8.72% of voters in Indiana indicated on exit polls that they would not support the Democratic candidate they voted for in the primary in a general election against John McCain, these voters supported Clinton over Obama in the primary by a 3 to 1 margin.
8.52% of voters in North Carolina indicated on exit polls that they would not support the Democratic candidate they voted for in the primary in a general election against John McCain, these voters supported Clinton over Obama in the primary by nearly 4 to 1.
Was it Rush, or just people deciding to vote in a popular contest, who knows. But in a state where the winner won by about 14000 it's not hard to realize that these mischief voters accounted for the margin of victory.
The popular vote argument just isn't going to be that compelling. If you have to put an asterisk after your vote argument to define how you arrived at that number you've already lost the argument. The fact that the only way she will lead in the popular vote, which in itself isn't even certain, is by the inclusion of contests where one candidate wasn't on the ballot and neither could campaign is just horridly flawed. Disallowing campaigning is death to an insurgent candidate who is under pressure to get in front of voters and sway them to their position. Without an ability to do that they never go anywhere. And an election people were told wouldn't count is no election at all since large numbers of voters won't show up.

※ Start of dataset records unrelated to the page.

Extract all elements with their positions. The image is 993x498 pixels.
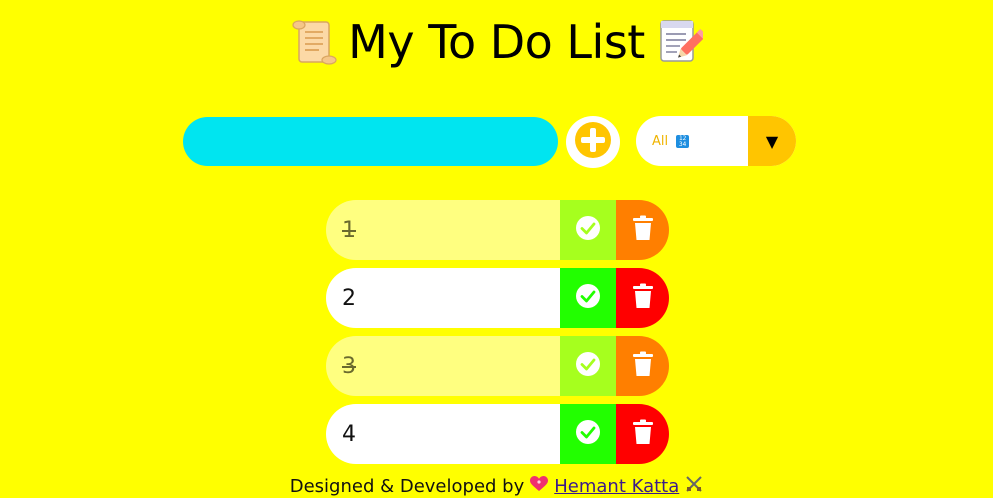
header: My To Do List bbox=[0, 10, 993, 74]
author-name: Hemant Katta bbox=[554, 476, 680, 497]
check-circle-icon bbox=[575, 419, 601, 449]
filter-select[interactable]: All 12 34 ▼ bbox=[636, 116, 796, 166]
todo-item: 2 bbox=[326, 268, 669, 328]
heart-icon bbox=[530, 476, 549, 497]
todo-list: 1 2 3 4 bbox=[326, 200, 669, 472]
delete-button[interactable] bbox=[616, 200, 669, 260]
add-todo-button[interactable] bbox=[566, 116, 620, 168]
trash-icon bbox=[632, 351, 654, 381]
complete-button[interactable] bbox=[560, 200, 616, 260]
complete-button[interactable] bbox=[560, 336, 616, 396]
crossed-swords-icon bbox=[685, 475, 703, 498]
author-link[interactable]: Hemant Katta bbox=[530, 475, 703, 498]
trash-icon bbox=[632, 419, 654, 449]
trash-icon bbox=[632, 283, 654, 313]
delete-button[interactable] bbox=[616, 336, 669, 396]
delete-button[interactable] bbox=[616, 268, 669, 328]
scroll-icon bbox=[290, 16, 338, 68]
page-title: My To Do List bbox=[348, 15, 645, 69]
todo-text: 2 bbox=[326, 268, 560, 328]
check-circle-icon bbox=[575, 215, 601, 245]
check-circle-icon bbox=[575, 283, 601, 313]
todo-item: 1 bbox=[326, 200, 669, 260]
todo-text: 4 bbox=[326, 404, 560, 464]
memo-pencil-icon bbox=[655, 16, 703, 68]
todo-text: 3 bbox=[326, 336, 560, 396]
delete-button[interactable] bbox=[616, 404, 669, 464]
trash-icon bbox=[632, 215, 654, 245]
footer: Designed & Developed by Hemant Katta bbox=[0, 475, 993, 498]
complete-button[interactable] bbox=[560, 268, 616, 328]
todo-form: All 12 34 ▼ bbox=[183, 116, 803, 168]
todo-item: 3 bbox=[326, 336, 669, 396]
footer-credit-text: Designed & Developed by bbox=[289, 476, 525, 497]
todo-item: 4 bbox=[326, 404, 669, 464]
todo-input[interactable] bbox=[183, 117, 558, 166]
filter-selected-label: All bbox=[652, 133, 669, 149]
plus-circle-icon bbox=[573, 120, 613, 164]
todo-text: 1 bbox=[326, 200, 560, 260]
check-circle-icon bbox=[575, 351, 601, 381]
complete-button[interactable] bbox=[560, 404, 616, 464]
numbers-icon: 12 34 bbox=[676, 134, 690, 148]
chevron-down-icon[interactable]: ▼ bbox=[748, 116, 796, 166]
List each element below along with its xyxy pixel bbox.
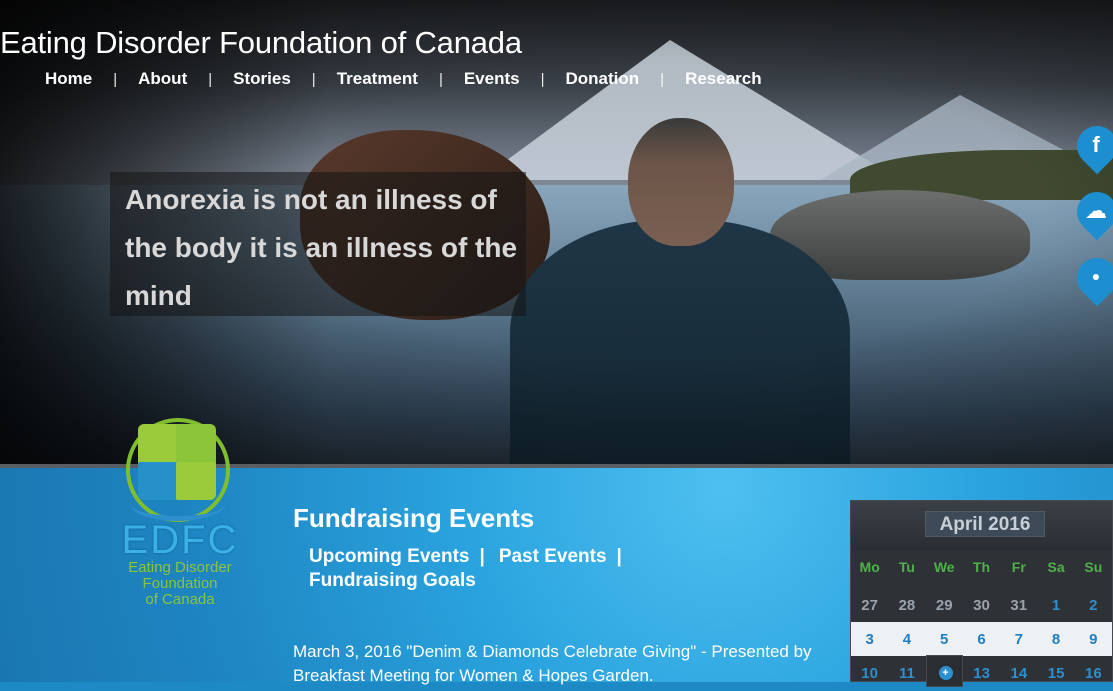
location-glyph: ● — [1091, 268, 1101, 284]
calendar-day[interactable]: 5 — [926, 631, 963, 648]
nav-separator: | — [311, 70, 316, 88]
chat-glyph: ☁ — [1085, 198, 1107, 223]
weekday-label: Fr — [1011, 559, 1026, 575]
nav-research[interactable]: Research — [664, 69, 783, 89]
calendar-day[interactable]: 11 — [888, 665, 925, 682]
nav-separator: | — [208, 70, 213, 88]
hero-quote-box: Anorexia is not an illness of the body i… — [110, 172, 526, 316]
site-title[interactable]: Eating Disorder Foundation of Canada — [0, 25, 522, 61]
nav-events[interactable]: Events — [443, 69, 541, 89]
calendar-day[interactable]: 16 — [1075, 665, 1112, 682]
calendar-week-1: 27 28 29 30 31 1 2 — [851, 588, 1112, 622]
calendar-day[interactable]: 30 — [963, 597, 1000, 614]
facebook-link[interactable]: f — [1068, 117, 1113, 175]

Even if she wins the popular vote metric with the including of michigan and florida it isn't going to sway superdelegates. It will be used as cover by superdelegates she already has supporting her to not switch, but it won't bring in new ones. Just look at the superdelegate endorsements she's gotten over the last week, they are almost all either add ons in states she's won or congresspeople whose districts she's won. And that's likely to be the only new superdelegate endorsements she gets going forward absent a colapse in the Obama campaign.
This is true, and it's the reason that Senator Clinton left her name on the ballot after agreeing to not participate in the election. She expected to walk away with the nomination handily on Feb 5th and would have as the nominee asked for the delegations to be sat anyway. It also led to the lovely bit of sound that we all love quoting and her campaign and her supporters like to pretend never existed where she says the election wouldn't count for anything, she was defending violating the agreement by leaving her name on the ballot.
If she had something she'd use it. She would have used it before North Carolina and Indiana. What incentive would there be to keep it hidden at this point? I certainly think she hopes there is something out there that derails him but there is no reason to believe she has any such thing.